AV中の「滞り」は、目に見えなければ実体のない、ただマッサージという日常とエロを結びつけるための補助線として機能していた。が、現下の浮世は補助線としてのような可愛い滞りっぷりではない。相当のスピードで走っていた車が突然急ブレーキをかけて、慣性の法則よろしく、さまざまなものが吹っ飛んでいる状態にある。出回っているお金の総量は変わらないのに、お金と物、人の動きが滞ったがために、水物の相場がガタガタと崩れ、実体を伴わない価値が消し飛ぶ。一つの動きが滞ると玉突きであらゆる動きが滞り、客がこない・人件費が払えない・給料が下がる・家賃が払えない・生きていけないと芋づる式に困難が降り注ぐ。繰り返すが、病が蔓延してるから一旦経済を滞らせとく方針に国が舵を切った、ただそれだけなのにだ。

「事情が事情なので滞らせましたが、病の蔓延が治まったらもう一度アクセル踏むので、それまで頑張って耐えてくださいね、辛抱して、また日常を取り戻しましょう。」などと言うちゃちな話ではないと、個人的には思っている。

およそ6000万年前、巨大隕石の衝突により氷河期が訪れた地球において、恐竜のように巨大な体躯を持ち燃費の悪い爬虫類は死に絶えた。多くの生命が絶滅していくなかで、現在まで繁栄を遂げたのが哺乳類である。
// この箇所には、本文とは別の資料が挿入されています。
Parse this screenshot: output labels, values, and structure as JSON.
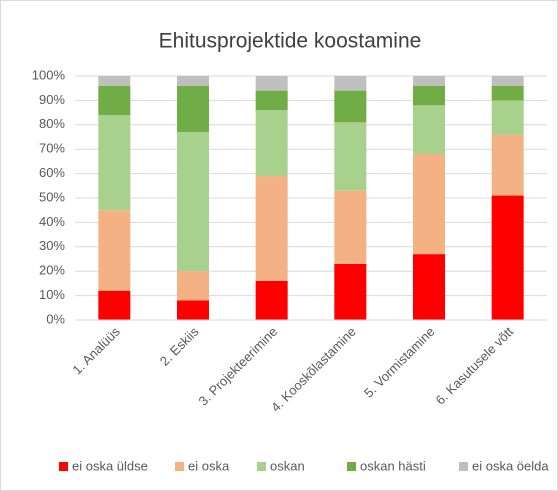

当時はネズミに毛が生えたような存在だったが、燃費がよく、世代を重ねるのも早かったため、急速に進化を遂げて、環境に適応していった(理解が間違っているかもしれない。)。おそらく今、同様のパラダイムシフトが起こっている。人と物と金を循環させて利潤を生む世界が、大きく変化を遂げようとしている。変温動物か、恒温動物か。卵生か胎生か。生命として大きく異なる生き物が隆盛したように、この騒動の後には、全く異なる仕組みの経済が隆盛していくのではないか。
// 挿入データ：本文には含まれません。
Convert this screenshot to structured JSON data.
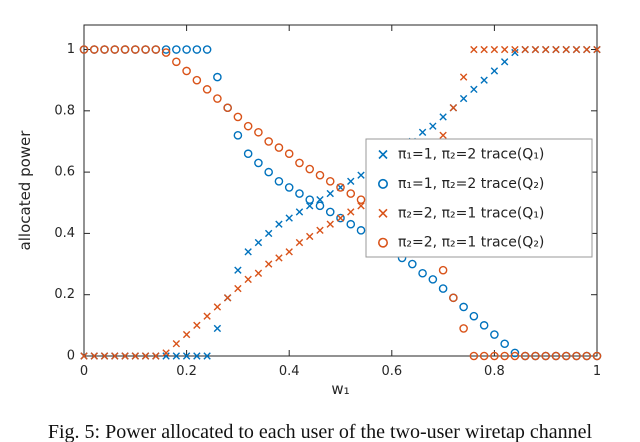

思えば、世に言う大企業は当時の恐竜的でもある。たくさんの物を売り、たくさんの人を雇い、たくさんの金を稼ぐ。顧客満足の果てに自己の利益が生まれるこのモデルは本当によくできた仕組みだと思う。だが、本当に利益率がいい企業や量的に圧倒できる企業以外は早晩堪えきれなくなる。

次の世はどうなるだろうか。

パッと思いつくのは情報産業で、NetflixやHuluはめちゃめちゃ儲かってきているらしいし、任天堂もSwitchが爆売れしている。ダウンロードにアップデート。物を使わない商売である。じゃあ人を使わない、動かさない商売とは何か、金を使わない、払わせない商売とは何か。そういう頭で考えていかないとこれからはいけない。

 

AVのマッサージ師が嘯く、「滞り」。僕たちは今、この「滞り」によりたくさんのものを失っている。やはり「滞り」はよくないな、解さなきゃな、と思う。しかし、AVのような既定路線ご都合主義の世の中ではない。何が起こるかもわからないし、何が正解かもわからない。

どう生き残るか、どう生きるかである。試されているなぁと、日々思う。